L'attente fut de courte durée et les trois voyageurs rejoignirent une table isolée afin de se faire le plus discret possible.
- Je ne comprends pas, dit Evagrius. Que font tous ces barbares ici?
- Je crains que la réponse ne soit plus qu'évidente, répondit le seigneur Ostus, Brèche est tombée.
- Cela ne date pas d'hier, ajouta le cavalier noir. Bresce est au mains des burguntari depuis six lunes à présent.
- Qui sont les burguntari? demanda le jeune écuyer.
- Un peuple des montagnes de l'Est qui a ployé le genou face à celui d'Audawakr. Beaucoup d'autres tribus l'ont fait au fils des années, tandis que votre peuple s'entretuait pour un pouvoir désormais disparu. Ne soyez donc pas surpris de voir des peuples du Nord et de l'Est s'établir dans vos forts à la frontière.

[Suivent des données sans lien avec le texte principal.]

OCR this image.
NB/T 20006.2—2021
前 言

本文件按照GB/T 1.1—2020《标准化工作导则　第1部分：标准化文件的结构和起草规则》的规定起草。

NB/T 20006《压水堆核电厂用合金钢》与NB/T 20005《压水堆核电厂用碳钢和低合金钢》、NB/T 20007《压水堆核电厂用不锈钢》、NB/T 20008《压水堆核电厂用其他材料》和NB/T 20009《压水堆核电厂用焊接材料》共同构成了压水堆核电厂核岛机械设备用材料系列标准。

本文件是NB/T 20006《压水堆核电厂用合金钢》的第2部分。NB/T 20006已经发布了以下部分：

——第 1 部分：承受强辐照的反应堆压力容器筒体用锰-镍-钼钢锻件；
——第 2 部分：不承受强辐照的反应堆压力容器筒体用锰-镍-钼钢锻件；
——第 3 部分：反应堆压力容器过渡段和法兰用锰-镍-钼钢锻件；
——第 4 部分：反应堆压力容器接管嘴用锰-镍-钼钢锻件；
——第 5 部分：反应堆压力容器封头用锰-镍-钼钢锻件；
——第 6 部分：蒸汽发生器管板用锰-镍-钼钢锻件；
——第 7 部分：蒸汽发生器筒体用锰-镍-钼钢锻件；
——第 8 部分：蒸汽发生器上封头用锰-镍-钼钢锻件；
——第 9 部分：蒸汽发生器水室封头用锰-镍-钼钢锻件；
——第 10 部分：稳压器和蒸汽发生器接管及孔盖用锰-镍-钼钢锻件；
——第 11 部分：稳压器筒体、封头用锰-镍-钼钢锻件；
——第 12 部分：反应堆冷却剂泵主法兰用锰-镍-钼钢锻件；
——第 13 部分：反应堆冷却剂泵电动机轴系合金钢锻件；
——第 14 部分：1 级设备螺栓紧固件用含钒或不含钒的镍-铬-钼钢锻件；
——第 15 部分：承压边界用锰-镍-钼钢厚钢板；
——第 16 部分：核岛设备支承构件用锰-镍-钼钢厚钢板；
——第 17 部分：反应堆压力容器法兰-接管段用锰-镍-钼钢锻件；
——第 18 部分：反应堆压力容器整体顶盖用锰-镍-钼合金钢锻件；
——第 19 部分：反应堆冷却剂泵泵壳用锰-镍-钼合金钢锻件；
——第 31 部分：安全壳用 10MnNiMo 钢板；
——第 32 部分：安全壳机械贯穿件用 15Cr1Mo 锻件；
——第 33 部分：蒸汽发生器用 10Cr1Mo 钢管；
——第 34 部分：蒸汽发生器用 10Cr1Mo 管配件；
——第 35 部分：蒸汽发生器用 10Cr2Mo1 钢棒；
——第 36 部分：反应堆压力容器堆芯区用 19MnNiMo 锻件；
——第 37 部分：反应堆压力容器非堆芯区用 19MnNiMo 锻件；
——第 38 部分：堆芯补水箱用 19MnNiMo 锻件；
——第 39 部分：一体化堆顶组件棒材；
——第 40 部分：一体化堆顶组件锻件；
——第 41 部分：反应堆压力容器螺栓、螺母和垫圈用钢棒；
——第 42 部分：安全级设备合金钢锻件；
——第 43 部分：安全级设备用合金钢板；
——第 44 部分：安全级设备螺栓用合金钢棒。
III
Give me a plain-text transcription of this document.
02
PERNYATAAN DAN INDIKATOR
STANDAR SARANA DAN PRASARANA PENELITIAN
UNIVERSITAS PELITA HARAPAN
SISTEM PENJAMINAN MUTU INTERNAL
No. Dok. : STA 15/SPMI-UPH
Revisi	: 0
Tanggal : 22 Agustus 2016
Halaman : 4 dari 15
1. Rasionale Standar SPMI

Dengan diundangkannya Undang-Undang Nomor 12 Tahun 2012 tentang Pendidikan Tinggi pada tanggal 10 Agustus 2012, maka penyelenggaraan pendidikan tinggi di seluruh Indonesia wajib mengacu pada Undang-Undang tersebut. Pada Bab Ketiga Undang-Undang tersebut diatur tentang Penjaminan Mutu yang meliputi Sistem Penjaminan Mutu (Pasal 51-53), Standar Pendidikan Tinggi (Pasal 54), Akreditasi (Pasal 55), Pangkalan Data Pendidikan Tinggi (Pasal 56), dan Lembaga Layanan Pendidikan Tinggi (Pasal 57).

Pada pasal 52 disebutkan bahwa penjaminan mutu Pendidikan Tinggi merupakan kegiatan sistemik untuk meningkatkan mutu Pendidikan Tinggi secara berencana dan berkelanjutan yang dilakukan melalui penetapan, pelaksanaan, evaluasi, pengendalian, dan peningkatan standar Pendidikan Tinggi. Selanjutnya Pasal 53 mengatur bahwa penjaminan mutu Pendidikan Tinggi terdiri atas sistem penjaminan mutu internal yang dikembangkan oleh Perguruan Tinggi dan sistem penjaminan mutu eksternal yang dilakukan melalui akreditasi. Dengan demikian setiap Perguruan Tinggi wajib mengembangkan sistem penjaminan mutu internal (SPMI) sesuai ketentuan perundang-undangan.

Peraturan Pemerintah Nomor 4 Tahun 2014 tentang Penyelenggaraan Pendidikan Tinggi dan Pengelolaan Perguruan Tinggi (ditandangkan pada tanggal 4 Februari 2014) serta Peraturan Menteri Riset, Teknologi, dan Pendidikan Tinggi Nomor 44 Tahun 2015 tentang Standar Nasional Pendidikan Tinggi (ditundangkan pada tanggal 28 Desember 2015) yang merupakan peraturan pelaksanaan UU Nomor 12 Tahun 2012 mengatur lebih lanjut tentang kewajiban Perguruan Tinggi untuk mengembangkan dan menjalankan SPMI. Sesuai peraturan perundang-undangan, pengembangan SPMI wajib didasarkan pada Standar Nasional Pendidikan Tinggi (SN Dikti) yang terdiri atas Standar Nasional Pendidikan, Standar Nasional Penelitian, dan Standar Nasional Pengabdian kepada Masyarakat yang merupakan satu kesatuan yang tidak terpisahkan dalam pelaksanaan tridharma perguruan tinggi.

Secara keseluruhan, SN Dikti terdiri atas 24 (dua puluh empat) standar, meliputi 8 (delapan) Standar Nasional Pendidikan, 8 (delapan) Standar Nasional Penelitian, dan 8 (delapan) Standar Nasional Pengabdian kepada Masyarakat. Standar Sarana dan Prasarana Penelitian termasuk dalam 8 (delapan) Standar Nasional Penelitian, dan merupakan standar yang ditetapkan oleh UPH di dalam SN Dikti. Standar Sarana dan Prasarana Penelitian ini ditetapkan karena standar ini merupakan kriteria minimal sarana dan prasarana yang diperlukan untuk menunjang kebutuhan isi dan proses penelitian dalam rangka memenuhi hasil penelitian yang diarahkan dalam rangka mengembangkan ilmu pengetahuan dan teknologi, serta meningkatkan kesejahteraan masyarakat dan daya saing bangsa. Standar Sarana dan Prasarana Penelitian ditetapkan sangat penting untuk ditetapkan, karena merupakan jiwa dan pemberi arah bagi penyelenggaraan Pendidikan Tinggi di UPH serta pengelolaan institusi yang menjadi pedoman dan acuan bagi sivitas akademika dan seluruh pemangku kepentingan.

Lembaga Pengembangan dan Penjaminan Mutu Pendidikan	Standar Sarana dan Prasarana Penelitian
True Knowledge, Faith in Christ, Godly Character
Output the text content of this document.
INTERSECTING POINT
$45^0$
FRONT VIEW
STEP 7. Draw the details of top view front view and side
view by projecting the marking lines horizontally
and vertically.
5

- Ce qui explique pourquoi les raids ont fortement augmenté ses dernières lunes, conclut le noble.
Le Roturier aurait souhaité lui répondre, mais deux hommes armés s'approchèrent du trio, interrompant ainsi la discussion.
- Tiens tiens, mais qu'avons nous donc là? dit le guerrier aux cheveux blonds rattachés en une longue tresse. Vous vous êtes perdu messieurs?
- Nous cherchons juste un lieu où nous reposer pour la nuit, répondit le seigneur Ostus.
- Intéressant, répliqua le guerrier. Mais ceci, n'est pas vraiment le bon endroit où se reposer. C'est plutôt le genre d'endroit où les étrangers se font tabasser et dépouiller.
Il n'eut pas le temps d'extraire la lame à sa ceinture qu'il s'écroula au sol le souffle court. Le cavalier noir l'avait frappé au cou, manquant de le suffoquer. Le deuxième guerrier fut projeté en arrière d'un coup de pied et en l'espace de quelques secondes, se retrouva avec une épée sous le menton.
Le guerrier blond se releva avec difficulté, lançant un regard meurtrier à l'homme qui l'avait humilié devant tous les autres.
- Tu n'as pas idée de ce que tu viens de faire misérable! cracha-t-il avec colère.
- Et toi tu as choisi le mauvais moment pour me chercher des problèmes, répondit le Roturier. Maintenant sortez d'ici, et que je ne vous retrouve plus sur mon chemin.
S'exécutant non sans broncher, les deux guerriers partirent. Le cavalier noir regarda autour de lui et constata que leur venue, aussi peu discrète fut elle, était désormais connue de tous dans ce fort remplit de barbares.